The latest logs of the Master and executor are attached.

Can you help me understand them?
dremio_logs.zip (38.2 KB)

Another question, how can I mitigate stress on the Master node due to planning? Are you have any docs for that? Does reflection help here?

@motybz What date/time did the master or the executor go unresponsive?

Hi @balaji.ramaswamy thank you for your answer.
I don’t have this data/time but I tried your EXTRA OPS on staging and it works well.

Our use case is querying MongoDB (Flatten VDS) and Parquet files (PetaBytes) on S3
Most of the time there is no stress on the system (10 Queries per second) but In a stress time we have 10K Queries per second (SELECT FROM WHERE without any aggregation)

I have few more questions:

  1. Does autoscaled dremio cluster cloud handled such stress and could be resilient?
  2. Do we need to keep any Coordinators/Executers/Zookeeper ratio?
  3. Can we used AWS Spot instances for Executers and Coordinators?

Your notes are welcome, thanks

  1. Does autoscaled dremio cluster cloud handled such stress and could be resilient? - Even though you implement auto scale, queries already planned or running will not use the new executors, only queries waiting in Q or new queries can benefit
  2. Do we need to keep any Coordinators/Executers/Zookeeper ratio? - Zookeeper needs to be external or if K8’s the helm charts would create 3 external ones. There is no specific coordinator to executor ratio but if coordinator shows increased command pool time, see job profile then time to add a scale out coordinator. For executors, if you start seeing increased query run time and if the slowness is not part of coordinator operations like metadata or planning then we see if it was memory/CPU/IO starved and take the right steps
  3. Can we used AWS Spot instances for Executers and Coordinators? Currently not supported

Hi @balaji.ramaswamy, thank you for your responses.

We implemented a dremio cluster with 3 Coordinators 1 Master and 12 Executors.
When we made stress tests only the Master and 1 Coordinator (always the same Coordinator) are planning queries, even the Master and the specific Coordinator reach 100% utilization (and queries rejected).

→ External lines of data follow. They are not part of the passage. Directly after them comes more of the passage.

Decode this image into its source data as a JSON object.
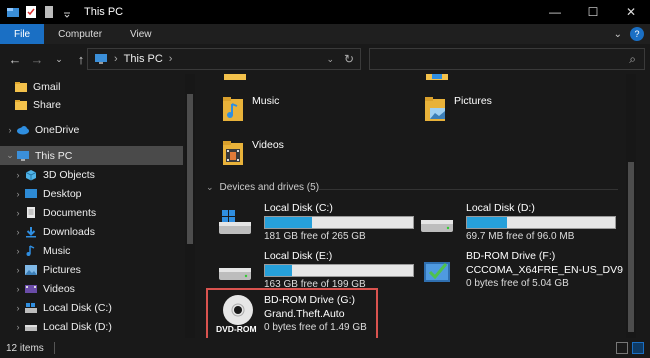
{
  "window": {
    "title": "This PC",
    "minimize": "—",
    "maximize": "☐",
    "close": "✕"
  },
  "ribbon": {
    "tabs": [
      "File",
      "Computer",
      "View"
    ],
    "expand": "⌄",
    "help": "?"
  },
  "nav": {
    "back": "←",
    "forward": "→",
    "recent": "⌄",
    "up": "↑",
    "address": "This PC",
    "address_chevron": "›",
    "dropdown": "⌄",
    "refresh": "↻",
    "search_placeholder": "",
    "search_icon": "⌕"
  },
  "sidebar": {
    "items": [
      {
        "label": "Gmail",
        "arrow": "",
        "icon": "folder-icon"
      },
      {
        "label": "Share",
        "arrow": "",
        "icon": "folder-icon"
      },
      {
        "label": "OneDrive",
        "arrow": "›",
        "icon": "cloud-icon"
      },
      {
        "label": "This PC",
        "arrow": "⌄",
        "icon": "monitor-icon"
      },
      {
        "label": "3D Objects",
        "arrow": "›",
        "icon": "cube-icon"
      },
      {
        "label": "Desktop",
        "arrow": "›",
        "icon": "desktop-icon"
      },
      {
        "label": "Documents",
        "arrow": "›",
        "icon": "documents-icon"
      },
      {
        "label": "Downloads",
        "arrow": "›",
        "icon": "download-icon"
      },
      {
        "label": "Music",
        "arrow": "›",
        "icon": "music-icon"
      },
      {
        "label": "Pictures",
        "arrow": "›",
        "icon": "pictures-icon"
      },
      {
        "label": "Videos",
        "arrow": "›",
        "icon": "videos-icon"
      },
      {
        "label": "Local Disk (C:)",
        "arrow": "›",
        "icon": "windows-drive-icon"
      },
      {
        "label": "Local Disk (D:)",
        "arrow": "›",
        "icon": "drive-icon"
      }
    ]
  },
  "folders": [
    {
      "label": "Music",
      "icon": "music-folder-icon"
    },
    {
      "label": "Pictures",
      "icon": "pictures-folder-icon"
    },
    {
      "label": "Videos",
      "icon": "videos-folder-icon"
    }
  ],
  "devices": {
    "header": "Devices and drives (5)",
    "chevron": "⌄",
    "drives": [
      {
        "name": "Local Disk (C:)",
        "free": "181 GB free of 265 GB",
        "used_fraction": 0.32,
        "icon": "windows-drive-icon"
      },
      {
        "name": "Local Disk (D:)",
        "free": "69.7 MB free of 96.0 MB",
        "used_fraction": 0.27,
        "icon": "drive-icon"
      },
      {
        "name": "Local Disk (E:)",
        "free": "163 GB free of 199 GB",
        "used_fraction": 0.18,
        "icon": "drive-icon"
      },
      {
        "name": "BD-ROM Drive (F:)",
        "sub": "CCCOMA_X64FRE_EN-US_DV9",
        "free": "0 bytes free of 5.04 GB",
        "icon": "disc-install-icon"
      },
      {
        "name": "BD-ROM Drive (G:)",
        "sub": "Grand.Theft.Auto",
        "free": "0 bytes free of 1.49 GB",
        "icon": "dvd-rom-icon",
        "icon_text": "DVD-ROM"
      }
    ]
  },
  "status": {
    "count": "12 items"
  },
  "colors": {
    "accent": "#1a6fc4",
    "bar_fill": "#26a0da",
    "highlight": "#d9534f"
  }
}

How can we fix the LB between the whole Coordinators? we used this values.yml.
Is it a bug? are you familiar with it?

values.yaml content:

apiVersion: helm.toolkit.fluxcd.io/v2beta1
kind: HelmRelease
metadata:
  name: dremio
  namespace: default
spec:
  interval: 5m
  timeout: '10m'
  chart:
    spec:
      chart: ./dremio
      sourceRef:
        kind: GitRepository
        name: cluster
        namespace: default
      interval: 1m
  values:
    image: .../import/dremio-oss
    imageTag: 15.7.0

    # Dremio Coordinator
    coordinator:
      # This count is used for slave coordinators only.
      # The total number of coordinators will always be count + 1.
      count: 3
      memory: 65536
      volumeSize: 256Gi
      storageClass: gp2
      nodeSelector:
        eks.amazonaws.com/capacityType: SPOT
      masterNodeSelector:
        eks.amazonaws.com/capacityType: ON_DEMAND
      extraStartParams: >-
        -XX:+PrintClassHistogramBeforeFullGC 
        -XX:+PrintClassHistogramAfterFullGC 
        -XX:+UseG1GC 
        -XX:G1HeapRegionSize=32M 
        -XX:MaxGCPauseMillis=500 
        -XX:InitiatingHeapOccupancyPercent=25
      
    executor:
      cpu: 4
      memory: 16000
      count: 12
      volumeSize: 256Gi
      storageClass: gp2

      cloudCache:
        storageClass: gp2
        volumes:
        - name: "dremio-c3-a"
          size: 256Gi
        - name: "dremio-c3-b"
          size: 256Gi
      
      nodeSelector:
        eks.amazonaws.com/capacityType: SPOT
      
      extraStartParams: >-
        -XX:+PrintClassHistogramBeforeFullGC 
        -XX:+PrintClassHistogramAfterFullGC 
        -XX:+UseG1GC 
        -XX:G1HeapRegionSize=32M 
        -XX:MaxGCPauseMillis=500 
        -XX:InitiatingHeapOccupancyPercent=25
        
    # Zookeeper
    zookeeper:
      # The Zookeeper image used in the cluster.
      #image: k8s.gcr.io/kubernetes-zookeeper
      image: .../import/kubernetes-zookeeper
      imageTag: 1.0-3.4.10
      volumeSize: 16Gi
      storageClass: gp2

    distStorage:
      type: "aws"
      aws:
        bucketName: "{name}"
        path: /staging/

    service:
      type: LoadBalancer
      sessionAffinity: ClientIP
      annotations:
        # matching aws-load-balancer-controller:v2.1.3
        service.beta.kubernetes.io/aws-load-balancer-internal: "true"
        service.beta.kubernetes.io/aws-load-balancer-type: nlb-ip
        #service.beta.kubernetes.io/aws-load-balancer-nlb-target-type: instance
        service.beta.kubernetes.io/aws-load-balancer-subnets: subnet-0ccaf8e114f38a99a,subnet-004c8172a6a8db363

    storageClass: gp2
    busybox:
      image: .../import/busybox
      imageTag: 1.33.

@motybz Scale out coordinators are only used for JDBC/ODBC queries, so if you were doing your stress test other than a JDBC/ODBC tool that will explain why the second and third coordinators were not used. Dremio needs the scale out only if you see high command pool wait times in the job profile. What was the reason behind having 3 coordinators?